It’s been another trying period in the life of Novak Djokovic. Last year the Serb lost his grandfather during Monte Carlo. On Saturday, he lost his a junior coach Jelena Gencic who he said was like a second mother to him.
“It hasn’t been easy, but this is life,” Djokovic said. “Life gives you, gives you things, takes away close people in your life, and Jelena was my first coach, like my second mother. We were very close throughout my whole life, and she taught me a lot of things that are part of me, part of my character today, and I have nicest memories of her.
“She was 77 years old, and before she passed away two days ago, last week she was giving lessons to kids, you know. So she didn’t really care about the nature of the illness. She had the breast cancer. She survived that. She’s one of the most incredible people I ever knew. So it’s quite emotional.”
Djokovic learned of her passing only after he won his third round match over Grigor Dimitrov. His team kept the news from him until after his match.
“I think it was the right thing to give me news after the match,” Djokovic said. “Regardless of the timing, it’s still a shock. But I think it was better for me and for my match that the news came after.”
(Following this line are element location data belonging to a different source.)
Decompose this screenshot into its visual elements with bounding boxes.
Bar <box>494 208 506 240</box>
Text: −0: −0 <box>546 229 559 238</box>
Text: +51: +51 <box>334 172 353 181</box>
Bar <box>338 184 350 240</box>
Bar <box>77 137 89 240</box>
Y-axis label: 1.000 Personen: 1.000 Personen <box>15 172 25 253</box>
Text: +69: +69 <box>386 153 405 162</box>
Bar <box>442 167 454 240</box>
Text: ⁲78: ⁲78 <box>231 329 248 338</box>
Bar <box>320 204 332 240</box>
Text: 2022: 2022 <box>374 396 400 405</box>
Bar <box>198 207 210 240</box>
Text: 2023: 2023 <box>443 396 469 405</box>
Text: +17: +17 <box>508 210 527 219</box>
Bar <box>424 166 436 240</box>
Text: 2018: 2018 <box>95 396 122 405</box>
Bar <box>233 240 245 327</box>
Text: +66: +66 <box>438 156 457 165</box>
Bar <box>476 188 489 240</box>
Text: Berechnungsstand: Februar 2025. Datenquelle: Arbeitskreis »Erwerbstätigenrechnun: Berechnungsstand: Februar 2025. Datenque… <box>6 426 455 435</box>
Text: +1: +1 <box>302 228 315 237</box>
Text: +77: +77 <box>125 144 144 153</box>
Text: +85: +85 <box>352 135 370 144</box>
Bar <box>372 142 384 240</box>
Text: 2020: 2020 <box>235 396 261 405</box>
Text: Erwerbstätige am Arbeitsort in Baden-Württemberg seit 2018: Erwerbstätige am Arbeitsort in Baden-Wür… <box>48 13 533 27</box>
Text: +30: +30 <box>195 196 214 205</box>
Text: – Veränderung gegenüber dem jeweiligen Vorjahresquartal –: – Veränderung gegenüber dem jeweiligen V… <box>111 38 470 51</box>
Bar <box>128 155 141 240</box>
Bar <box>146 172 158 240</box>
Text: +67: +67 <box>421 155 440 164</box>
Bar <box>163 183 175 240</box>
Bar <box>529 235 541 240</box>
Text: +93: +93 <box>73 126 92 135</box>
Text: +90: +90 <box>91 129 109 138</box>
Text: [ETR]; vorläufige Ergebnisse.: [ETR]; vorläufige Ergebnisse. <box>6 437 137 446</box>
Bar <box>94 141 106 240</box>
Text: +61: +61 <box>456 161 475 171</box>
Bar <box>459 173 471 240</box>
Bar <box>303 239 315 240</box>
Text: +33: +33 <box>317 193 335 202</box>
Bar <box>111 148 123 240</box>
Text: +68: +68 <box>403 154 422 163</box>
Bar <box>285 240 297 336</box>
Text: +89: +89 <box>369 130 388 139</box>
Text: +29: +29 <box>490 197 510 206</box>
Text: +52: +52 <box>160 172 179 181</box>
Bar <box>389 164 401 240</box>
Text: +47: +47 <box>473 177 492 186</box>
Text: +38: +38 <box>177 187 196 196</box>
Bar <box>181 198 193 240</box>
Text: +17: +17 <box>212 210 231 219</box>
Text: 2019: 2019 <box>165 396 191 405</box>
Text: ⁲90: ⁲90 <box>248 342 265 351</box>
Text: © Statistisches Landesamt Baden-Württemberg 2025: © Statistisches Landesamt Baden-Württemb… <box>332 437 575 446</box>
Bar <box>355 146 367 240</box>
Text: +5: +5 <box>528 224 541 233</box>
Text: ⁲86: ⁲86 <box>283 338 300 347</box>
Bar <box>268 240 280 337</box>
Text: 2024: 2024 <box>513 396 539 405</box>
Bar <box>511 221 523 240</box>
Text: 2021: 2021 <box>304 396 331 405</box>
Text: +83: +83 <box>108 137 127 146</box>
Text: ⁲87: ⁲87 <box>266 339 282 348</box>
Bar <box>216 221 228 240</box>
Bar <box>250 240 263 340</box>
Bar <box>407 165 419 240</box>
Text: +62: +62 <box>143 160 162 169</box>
Djokovic said he now feels even more inspired to win the French Open and complete the career Grand Slam in her memory.
“I feel even more responsible now to go all the way in this tournament,” Djokovic said. “I want to do it for her, also, because she was a very special person in my life.
“So now I feel in her honor that I need to go all the way. But, you know, again, it’s not about me only. There are so many great players around still in the tournament. It gives me that inner strength, you know, to push even harder.”
Djokovic continues on toward that goal on Wednesday against another German Tommy Haas.